The California Public Research Group warns Phenol, which is used in most household disinfectants, can cause cancer, deactivate the sensory nerve endings, damage the liver, kidneys, and central nervous system.

Dove Beauty Bar : Quaternium 15 : (Formaldehyde) - Carcinogen. Causes cancer, dermatitis, neurotoxic, sensitizer-poisonious, irritant to the skin, eyes, and mucous membranes. Butylated Hydroxytoluene , (BHT) Carcinogen.

Johnson's Baby Shampoo: Quaternium 15 : FD&C RED 40: Carcinogen, and causes dermatitis.

Crest Tarter Control Toothpaste: Saccharin: Carcinogen, contains Phenol Fluoride: Carcinogen If you accidentally swallow more than a pea-sized amount of this, you must contact the Poison Control Center immediately. This warning does not appear on the tube.

Tide & Cheer Detergent: Detergent : Can cause temporary respiratory tract irritation. Symptoms include stinging, swelling, or redness. Sodium Silicate : Can be corrosive. Can cause burns to the eyes and tissue damage to the skin, as well as cause burns to the mouth, throat, and stomach if swallowed. Sodium Sulfate : Corrosive, Severe eye, skin, and respiratory irritant. Can cause asthma attacks. Trisodium Nitrilotriacetate : Carcinogen

Clorox: Sodium Hypochlorite : Corrosive. Sensitizer: Can be fatal if swallowed. Eye, skin, and respiratory irritant. Especially hazardous to people with heart conditions or asthma.

Cascade: Sodium Hypochlorite: (see above) Sodium Silicate : Can be corrosive.

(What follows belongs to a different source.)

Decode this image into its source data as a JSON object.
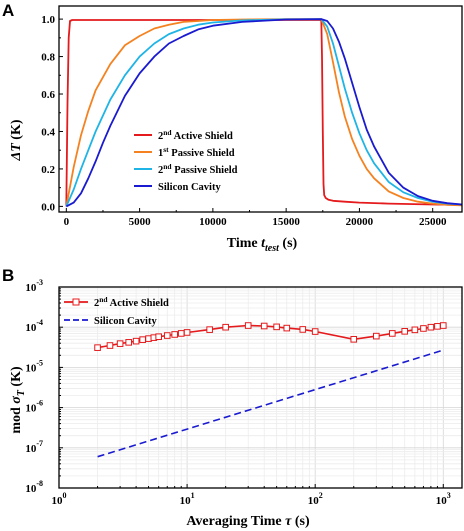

Can cause burns to the eyes and tissue damage to the skin, as well as cause burns to the mouth, throat, and stomach if swallowed.

Fantastic, Formula 409: Butyl Cellosolve: Neurotoxic. Eye and skin irritant. Damages central nervous system, kidney, and liver. Readily absorbed through the skin. Damages blood and body's ability to make blood.

Windex Aerosol Glass Cleaner: Butyl Cellosolve (see above) Isobutane: Neurotoxic

Lysol Disinfectant: Dioxin ; Carcinogen. 500,000 times more deadly than DDT Ethyl Alcohol : Eye, skin, respiratory tract irritant.